To think that we can have sustainable world peace is to indulge in childhood, magical thinking – very 60’s and 70’s.
So what can we do? Keep working at it; be strong, skillful and resilient in your efforts; think strategically, being right isn’t enough.
Start with your personal world. Deal effectively and individually with the bullies you find, whether they be face to face or cyberbullies, bullies at work, home or school. Help make laws against those behaviors, but if you want society or the government to actively guarantee security, you will create Big Brother and you won’t like the consequences.

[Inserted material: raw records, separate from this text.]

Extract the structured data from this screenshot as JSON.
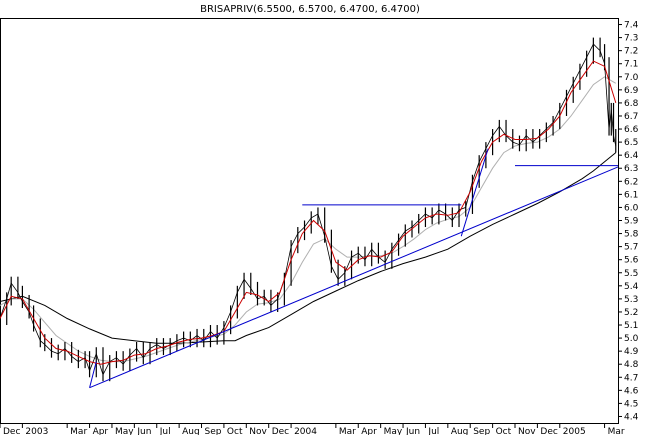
{
  "chart_data": {
    "type": "line",
    "title": "BRISAPRIV(6.5500, 6.5700, 6.4700, 6.4700)",
    "y_ticks": [
      "7.4",
      "7.3",
      "7.2",
      "7.1",
      "7.0",
      "6.9",
      "6.8",
      "6.7",
      "6.6",
      "6.5",
      "6.4",
      "6.3",
      "6.2",
      "6.1",
      "6.0",
      "5.9",
      "5.8",
      "5.7",
      "5.6",
      "5.5",
      "5.4",
      "5.3",
      "5.2",
      "5.1",
      "5.0",
      "4.9",
      "4.8",
      "4.7",
      "4.6",
      "4.5",
      "4.4"
    ],
    "ylim": [
      4.35,
      7.45
    ],
    "x_labels": [
      "Dec",
      "2003",
      "Mar",
      "Apr",
      "May",
      "Jun",
      "Jul",
      "Aug",
      "Sep",
      "Oct",
      "Nov",
      "Dec",
      "2004",
      "Mar",
      "Apr",
      "May",
      "Jun",
      "Jul",
      "Aug",
      "Sep",
      "Oct",
      "Nov",
      "Dec",
      "2005",
      "Mar"
    ],
    "x_label_positions": [
      0,
      1,
      3,
      4,
      5,
      6,
      7,
      8,
      9,
      10,
      11,
      12,
      13,
      15,
      16,
      17,
      18,
      19,
      20,
      21,
      22,
      23,
      24,
      25,
      27
    ],
    "x_range": [
      0,
      27.6
    ],
    "price_series": [
      [
        0.0,
        5.15
      ],
      [
        0.3,
        5.3
      ],
      [
        0.5,
        5.42
      ],
      [
        0.8,
        5.35
      ],
      [
        1.0,
        5.28
      ],
      [
        1.3,
        5.2
      ],
      [
        1.5,
        5.1
      ],
      [
        1.8,
        4.98
      ],
      [
        2.0,
        4.95
      ],
      [
        2.3,
        4.9
      ],
      [
        2.6,
        4.88
      ],
      [
        2.9,
        4.92
      ],
      [
        3.2,
        4.86
      ],
      [
        3.5,
        4.82
      ],
      [
        3.8,
        4.85
      ],
      [
        4.0,
        4.75
      ],
      [
        4.3,
        4.88
      ],
      [
        4.6,
        4.72
      ],
      [
        4.9,
        4.82
      ],
      [
        5.2,
        4.85
      ],
      [
        5.5,
        4.8
      ],
      [
        5.8,
        4.87
      ],
      [
        6.1,
        4.92
      ],
      [
        6.4,
        4.85
      ],
      [
        6.7,
        4.92
      ],
      [
        7.0,
        4.95
      ],
      [
        7.3,
        4.92
      ],
      [
        7.6,
        4.95
      ],
      [
        7.9,
        4.98
      ],
      [
        8.2,
        5.0
      ],
      [
        8.5,
        4.98
      ],
      [
        8.8,
        5.02
      ],
      [
        9.1,
        4.98
      ],
      [
        9.4,
        5.05
      ],
      [
        9.7,
        5.0
      ],
      [
        10.0,
        5.08
      ],
      [
        10.3,
        5.2
      ],
      [
        10.6,
        5.35
      ],
      [
        10.9,
        5.45
      ],
      [
        11.2,
        5.38
      ],
      [
        11.5,
        5.3
      ],
      [
        11.8,
        5.32
      ],
      [
        12.1,
        5.25
      ],
      [
        12.4,
        5.3
      ],
      [
        12.7,
        5.45
      ],
      [
        13.0,
        5.7
      ],
      [
        13.3,
        5.8
      ],
      [
        13.6,
        5.85
      ],
      [
        13.9,
        5.92
      ],
      [
        14.2,
        5.95
      ],
      [
        14.5,
        5.78
      ],
      [
        14.8,
        5.55
      ],
      [
        15.1,
        5.45
      ],
      [
        15.4,
        5.5
      ],
      [
        15.7,
        5.62
      ],
      [
        16.0,
        5.65
      ],
      [
        16.3,
        5.6
      ],
      [
        16.6,
        5.68
      ],
      [
        16.9,
        5.62
      ],
      [
        17.2,
        5.58
      ],
      [
        17.5,
        5.68
      ],
      [
        17.8,
        5.75
      ],
      [
        18.1,
        5.82
      ],
      [
        18.4,
        5.85
      ],
      [
        18.7,
        5.9
      ],
      [
        19.0,
        5.95
      ],
      [
        19.3,
        5.92
      ],
      [
        19.6,
        5.98
      ],
      [
        19.9,
        5.95
      ],
      [
        20.2,
        5.9
      ],
      [
        20.5,
        5.98
      ],
      [
        20.8,
        6.0
      ],
      [
        21.1,
        6.2
      ],
      [
        21.4,
        6.35
      ],
      [
        21.7,
        6.45
      ],
      [
        22.0,
        6.55
      ],
      [
        22.3,
        6.62
      ],
      [
        22.6,
        6.55
      ],
      [
        22.9,
        6.5
      ],
      [
        23.2,
        6.48
      ],
      [
        23.5,
        6.55
      ],
      [
        23.8,
        6.5
      ],
      [
        24.1,
        6.55
      ],
      [
        24.4,
        6.6
      ],
      [
        24.7,
        6.65
      ],
      [
        25.0,
        6.75
      ],
      [
        25.3,
        6.85
      ],
      [
        25.6,
        6.95
      ],
      [
        25.9,
        7.05
      ],
      [
        26.2,
        7.15
      ],
      [
        26.5,
        7.25
      ],
      [
        26.8,
        7.2
      ],
      [
        27.0,
        7.1
      ],
      [
        27.2,
        6.6
      ],
      [
        27.3,
        6.75
      ],
      [
        27.4,
        6.55
      ],
      [
        27.5,
        6.47
      ]
    ],
    "ema_fast": [
      [
        0.0,
        5.15
      ],
      [
        0.5,
        5.32
      ],
      [
        1.0,
        5.3
      ],
      [
        1.5,
        5.15
      ],
      [
        2.0,
        5.0
      ],
      [
        2.5,
        4.92
      ],
      [
        3.0,
        4.9
      ],
      [
        3.5,
        4.86
      ],
      [
        4.0,
        4.82
      ],
      [
        4.5,
        4.8
      ],
      [
        5.0,
        4.82
      ],
      [
        5.5,
        4.83
      ],
      [
        6.0,
        4.87
      ],
      [
        6.5,
        4.88
      ],
      [
        7.0,
        4.92
      ],
      [
        7.5,
        4.94
      ],
      [
        8.0,
        4.97
      ],
      [
        8.5,
        4.99
      ],
      [
        9.0,
        5.0
      ],
      [
        9.5,
        5.02
      ],
      [
        10.0,
        5.05
      ],
      [
        10.5,
        5.2
      ],
      [
        11.0,
        5.35
      ],
      [
        11.5,
        5.33
      ],
      [
        12.0,
        5.28
      ],
      [
        12.5,
        5.35
      ],
      [
        13.0,
        5.6
      ],
      [
        13.5,
        5.8
      ],
      [
        14.0,
        5.9
      ],
      [
        14.5,
        5.82
      ],
      [
        15.0,
        5.58
      ],
      [
        15.5,
        5.52
      ],
      [
        16.0,
        5.6
      ],
      [
        16.5,
        5.63
      ],
      [
        17.0,
        5.62
      ],
      [
        17.5,
        5.66
      ],
      [
        18.0,
        5.78
      ],
      [
        18.5,
        5.85
      ],
      [
        19.0,
        5.92
      ],
      [
        19.5,
        5.95
      ],
      [
        20.0,
        5.94
      ],
      [
        20.5,
        5.96
      ],
      [
        21.0,
        6.12
      ],
      [
        21.5,
        6.35
      ],
      [
        22.0,
        6.5
      ],
      [
        22.5,
        6.56
      ],
      [
        23.0,
        6.52
      ],
      [
        23.5,
        6.52
      ],
      [
        24.0,
        6.53
      ],
      [
        24.5,
        6.6
      ],
      [
        25.0,
        6.7
      ],
      [
        25.5,
        6.88
      ],
      [
        26.0,
        7.0
      ],
      [
        26.5,
        7.12
      ],
      [
        27.0,
        7.08
      ],
      [
        27.5,
        6.8
      ]
    ],
    "ema_mid": [
      [
        0.0,
        5.25
      ],
      [
        0.5,
        5.3
      ],
      [
        1.0,
        5.3
      ],
      [
        1.5,
        5.22
      ],
      [
        2.0,
        5.12
      ],
      [
        2.5,
        5.02
      ],
      [
        3.0,
        4.96
      ],
      [
        3.5,
        4.9
      ],
      [
        4.0,
        4.86
      ],
      [
        4.5,
        4.83
      ],
      [
        5.0,
        4.82
      ],
      [
        5.5,
        4.82
      ],
      [
        6.0,
        4.84
      ],
      [
        6.5,
        4.86
      ],
      [
        7.0,
        4.89
      ],
      [
        7.5,
        4.92
      ],
      [
        8.0,
        4.95
      ],
      [
        8.5,
        4.97
      ],
      [
        9.0,
        4.99
      ],
      [
        9.5,
        5.01
      ],
      [
        10.0,
        5.03
      ],
      [
        10.5,
        5.1
      ],
      [
        11.0,
        5.2
      ],
      [
        11.5,
        5.26
      ],
      [
        12.0,
        5.27
      ],
      [
        12.5,
        5.3
      ],
      [
        13.0,
        5.42
      ],
      [
        13.5,
        5.58
      ],
      [
        14.0,
        5.72
      ],
      [
        14.5,
        5.76
      ],
      [
        15.0,
        5.68
      ],
      [
        15.5,
        5.62
      ],
      [
        16.0,
        5.62
      ],
      [
        16.5,
        5.63
      ],
      [
        17.0,
        5.63
      ],
      [
        17.5,
        5.65
      ],
      [
        18.0,
        5.7
      ],
      [
        18.5,
        5.76
      ],
      [
        19.0,
        5.83
      ],
      [
        19.5,
        5.88
      ],
      [
        20.0,
        5.91
      ],
      [
        20.5,
        5.93
      ],
      [
        21.0,
        6.0
      ],
      [
        21.5,
        6.15
      ],
      [
        22.0,
        6.3
      ],
      [
        22.5,
        6.42
      ],
      [
        23.0,
        6.47
      ],
      [
        23.5,
        6.49
      ],
      [
        24.0,
        6.5
      ],
      [
        24.5,
        6.54
      ],
      [
        25.0,
        6.6
      ],
      [
        25.5,
        6.7
      ],
      [
        26.0,
        6.82
      ],
      [
        26.5,
        6.94
      ],
      [
        27.0,
        7.0
      ],
      [
        27.5,
        6.95
      ]
    ],
    "ema_slow": [
      [
        0.0,
        5.28
      ],
      [
        1.0,
        5.32
      ],
      [
        2.0,
        5.25
      ],
      [
        3.0,
        5.15
      ],
      [
        4.0,
        5.07
      ],
      [
        5.0,
        5.0
      ],
      [
        6.0,
        4.98
      ],
      [
        7.0,
        4.96
      ],
      [
        8.0,
        4.96
      ],
      [
        9.0,
        4.97
      ],
      [
        10.0,
        4.98
      ],
      [
        10.5,
        4.98
      ],
      [
        11.0,
        5.02
      ],
      [
        12.0,
        5.08
      ],
      [
        13.0,
        5.18
      ],
      [
        14.0,
        5.28
      ],
      [
        15.0,
        5.36
      ],
      [
        16.0,
        5.44
      ],
      [
        17.0,
        5.51
      ],
      [
        18.0,
        5.57
      ],
      [
        19.0,
        5.62
      ],
      [
        20.0,
        5.68
      ],
      [
        21.0,
        5.78
      ],
      [
        22.0,
        5.87
      ],
      [
        23.0,
        5.95
      ],
      [
        24.0,
        6.03
      ],
      [
        25.0,
        6.12
      ],
      [
        26.0,
        6.22
      ],
      [
        26.5,
        6.28
      ],
      [
        27.0,
        6.35
      ],
      [
        27.5,
        6.42
      ]
    ],
    "trendlines": [
      {
        "from": [
          4.0,
          4.62
        ],
        "to": [
          27.6,
          6.31
        ]
      },
      {
        "from": [
          13.5,
          6.02
        ],
        "to": [
          20.6,
          6.02
        ]
      },
      {
        "from": [
          20.6,
          5.78
        ],
        "to": [
          21.8,
          6.45
        ]
      },
      {
        "from": [
          4.0,
          4.62
        ],
        "to": [
          4.3,
          4.82
        ]
      },
      {
        "from": [
          23.0,
          6.32
        ],
        "to": [
          27.6,
          6.32
        ]
      }
    ],
    "colors": {
      "price": "#000000",
      "ema_fast": "#cc0000",
      "ema_mid": "#b0b0b0",
      "ema_slow": "#000000",
      "trendline": "#0000cc"
    },
    "grid": false
  }
}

Think of non-violent protest and reasoning as initial tactics to employ. Sometimes they’ll be effective. Bullies will show you if non-violent protest enough to stop them. But if non-violent resistance doesn’t stop a bully, you have to be more clever and firm. History actually shows that usually the best way to prepare for peace is to be strong enough to wage war successfully, despite the seductively catchy bumper sticker to the contrary. Remember, no method succeeds everywhere and every when.
Prepare yourself to be ecstatic and joyful in the world the way it is, whether you decide to change it or not. That joy and ecstasy are signs of the saints. As much as the world is full of all the awful things we can think of, it’s also full of beauty, grace, love and nobility. Fill yourself with joy in the face of the full range of life.
If you can’t be happy until the world is totally peaceful and all the problems are solved, you’ll have a lousy life. That would be a waste of your potential for wonder, awe and joy, as well as for effecting change … even knowing that change won’t last beyond your life span.